### Decision Tree Prototype
This file uses the insights gathered in the capstone_ml_prototype pipeline to fit a hyperparameter-tuned decision tree to the test set to compare accuracy scores across the training and test sets (we use the validation set as the test set, as the test set is not labelled).

In [1]:
import pandas as pd
import numpy as np
from sklearn.preprocessing import MinMaxScaler
from sklearn.preprocessing import StandardScaler
from sklearn import tree
from sklearn.tree import DecisionTreeClassifier
from sklearn.ensemble import RandomForestClassifier
from sklearn.linear_model import LogisticRegression
from xgboost import XGBClassifier
#from catboost import CatBoostClassifier
from sklearn.neighbors import KNeighborsClassifier
from sklearn.svm import SVC
from sklearn.model_selection import train_test_split
from sklearn.model_selection import KFold
from sklearn.pipeline import Pipeline
from sklearn.model_selection import GridSearchCV
from sklearn.metrics import classification_report
from sklearn.metrics import mean_squared_error
from sklearn.metrics import r2_score
from sklearn.metrics import accuracy_score
import matplotlib.pyplot as plt

In [2]:
#Load and split the data
training_data = pd.read_csv("train.csv")
testing_data = pd.read_csv("test.csv")
costa_rica_data = training_data.drop(['Target'], axis=1)
costa_rica_target = training_data['Target']
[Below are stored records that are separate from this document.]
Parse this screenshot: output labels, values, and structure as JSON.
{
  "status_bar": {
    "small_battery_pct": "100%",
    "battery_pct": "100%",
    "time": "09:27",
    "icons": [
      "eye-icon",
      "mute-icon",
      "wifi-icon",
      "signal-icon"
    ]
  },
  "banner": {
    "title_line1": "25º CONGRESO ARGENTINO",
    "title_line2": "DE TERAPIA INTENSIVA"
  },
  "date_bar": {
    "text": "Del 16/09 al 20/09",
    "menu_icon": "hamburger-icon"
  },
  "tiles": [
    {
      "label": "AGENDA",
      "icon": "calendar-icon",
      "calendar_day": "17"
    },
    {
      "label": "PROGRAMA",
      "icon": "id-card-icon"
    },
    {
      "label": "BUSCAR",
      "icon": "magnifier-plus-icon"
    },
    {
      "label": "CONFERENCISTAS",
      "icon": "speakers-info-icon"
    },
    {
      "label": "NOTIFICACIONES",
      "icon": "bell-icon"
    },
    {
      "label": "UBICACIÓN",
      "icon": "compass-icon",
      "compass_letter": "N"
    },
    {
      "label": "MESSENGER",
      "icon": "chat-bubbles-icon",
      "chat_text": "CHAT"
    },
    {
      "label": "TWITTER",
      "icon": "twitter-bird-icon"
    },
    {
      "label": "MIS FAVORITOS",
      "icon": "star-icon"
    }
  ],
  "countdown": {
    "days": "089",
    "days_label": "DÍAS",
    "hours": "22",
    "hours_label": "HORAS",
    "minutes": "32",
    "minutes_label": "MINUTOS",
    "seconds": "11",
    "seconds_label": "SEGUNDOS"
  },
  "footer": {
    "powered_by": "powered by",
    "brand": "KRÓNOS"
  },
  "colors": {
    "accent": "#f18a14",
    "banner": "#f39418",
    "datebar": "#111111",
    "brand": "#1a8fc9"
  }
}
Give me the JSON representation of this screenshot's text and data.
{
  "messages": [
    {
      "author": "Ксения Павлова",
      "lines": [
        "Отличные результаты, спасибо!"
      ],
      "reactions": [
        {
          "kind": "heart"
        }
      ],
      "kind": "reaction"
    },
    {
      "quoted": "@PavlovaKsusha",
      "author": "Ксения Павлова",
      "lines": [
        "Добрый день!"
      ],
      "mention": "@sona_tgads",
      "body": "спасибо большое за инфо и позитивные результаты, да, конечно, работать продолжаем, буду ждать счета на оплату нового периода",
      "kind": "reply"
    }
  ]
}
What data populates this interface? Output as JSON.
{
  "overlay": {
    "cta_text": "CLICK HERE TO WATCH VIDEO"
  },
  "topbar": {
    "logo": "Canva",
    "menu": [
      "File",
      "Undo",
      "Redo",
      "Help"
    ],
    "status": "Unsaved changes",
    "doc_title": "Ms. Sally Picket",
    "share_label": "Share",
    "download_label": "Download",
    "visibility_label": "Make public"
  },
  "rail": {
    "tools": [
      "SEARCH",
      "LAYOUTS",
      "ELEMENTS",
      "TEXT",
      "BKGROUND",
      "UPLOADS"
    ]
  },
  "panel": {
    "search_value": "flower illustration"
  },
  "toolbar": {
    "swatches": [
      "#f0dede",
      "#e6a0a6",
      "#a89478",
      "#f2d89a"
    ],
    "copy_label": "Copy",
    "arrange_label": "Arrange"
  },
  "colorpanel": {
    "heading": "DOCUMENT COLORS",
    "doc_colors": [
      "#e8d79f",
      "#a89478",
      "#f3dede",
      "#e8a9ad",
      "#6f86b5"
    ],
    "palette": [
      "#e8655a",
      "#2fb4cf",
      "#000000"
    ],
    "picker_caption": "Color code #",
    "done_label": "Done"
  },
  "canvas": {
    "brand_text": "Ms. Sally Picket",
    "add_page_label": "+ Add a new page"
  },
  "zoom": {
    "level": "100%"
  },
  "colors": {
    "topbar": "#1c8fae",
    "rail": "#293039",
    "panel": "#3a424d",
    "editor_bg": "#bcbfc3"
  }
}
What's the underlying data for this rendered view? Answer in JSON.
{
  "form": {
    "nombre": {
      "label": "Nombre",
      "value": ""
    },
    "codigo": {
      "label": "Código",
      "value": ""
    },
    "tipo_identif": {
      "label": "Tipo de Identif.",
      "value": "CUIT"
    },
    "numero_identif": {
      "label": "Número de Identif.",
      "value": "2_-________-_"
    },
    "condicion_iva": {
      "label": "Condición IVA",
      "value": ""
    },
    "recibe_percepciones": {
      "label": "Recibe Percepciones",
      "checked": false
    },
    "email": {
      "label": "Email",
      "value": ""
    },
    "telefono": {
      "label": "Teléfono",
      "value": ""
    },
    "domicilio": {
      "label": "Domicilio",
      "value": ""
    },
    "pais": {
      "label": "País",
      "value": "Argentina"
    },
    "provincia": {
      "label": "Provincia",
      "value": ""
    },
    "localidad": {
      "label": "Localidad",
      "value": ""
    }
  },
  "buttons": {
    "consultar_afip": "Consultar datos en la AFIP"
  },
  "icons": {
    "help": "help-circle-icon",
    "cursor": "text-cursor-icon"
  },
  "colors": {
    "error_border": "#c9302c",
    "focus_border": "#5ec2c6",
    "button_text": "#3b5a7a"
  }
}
#Clean the data to either replace or remove string columns
costa_rica_data.select_dtypes(exclude=[np.number]).head()
costa_rica_data = costa_rica_data.select_dtypes(include=[np.number], exclude=[np.object]).fillna(0)

#Split data into 80% train, 20% validation split
X_train, X_test, y_train, y_test = train_test_split(costa_rica_data.values, costa_rica_target.values, test_size= 0.2, random_state=42)

In [3]:
#Fit a Decision Tree with hyperparameters to get a baseline idea of performance
clf = DecisionTreeClassifier(criterion='gini', max_depth=75, random_state=42)
model = clf.fit(X_train, y_train)
y_test_pred = model.predict(X_test)
train_score = model.score(X_train, y_train)
test_score = model.score(X_test, y_test)
print('Decision Tree Train Accuracy: '+str(round(train_score*100,2))+'%')
print('Decision Tree Test Accuracy: '+str(round(test_score*100,2))+'%')

Decision Tree Train Accuracy: 100.0%
Decision Tree Test Accuracy: 90.74%


In [4]:
#Run Feature Importance to extract relevant features
features = model.feature_importances_
features_dict = dict(zip(costa_rica_data.columns.values, features))
ranked_features_df = pd.DataFrame(features_dict, 
                                  index=['Feature Importance']).T.sort_values('Feature Importance', ascending=False)[:10]
ranked_features_df

Unnamed: 0,Feature Importance
meaneduc,0.095388
SQBdependency,0.049903
SQBedjefe,0.048171
SQBmeaned,0.039866
SQBhogar_nin,0.033865
qmobilephone,0.030314
r4m2,0.028967
r4h3,0.028142
overcrowding,0.025013
rooms,0.023156


In [5]:
#Fit Decision Tree with these most important features
X_train, X_test, y_train, y_test = train_test_split(costa_rica_data[ranked_features_df.index].values, costa_rica_target.values, test_size= 0.2, random_state=42)
clf = DecisionTreeClassifier(criterion='gini', max_depth=60)
model = clf.fit(X_train, y_train)
y_test_pred = model.predict(X_test)
train_score = model.score(X_train, y_train)
val_score = model.score(X_test, y_test)
print('Decision Tree Train Accuracy: '+str(round(train_score*100,2))+'%')
print('Decision Tree Validation Accuracy: '+str(round(val_score*100,2))+'%')

Decision Tree Train Accuracy: 97.7%
Decision Tree Validation Accuracy: 93.51%


### Model Results
We can see that our model's train and validation accuracy are close together. Since our test set does not have labels, we cannot use that to further corroborate our model.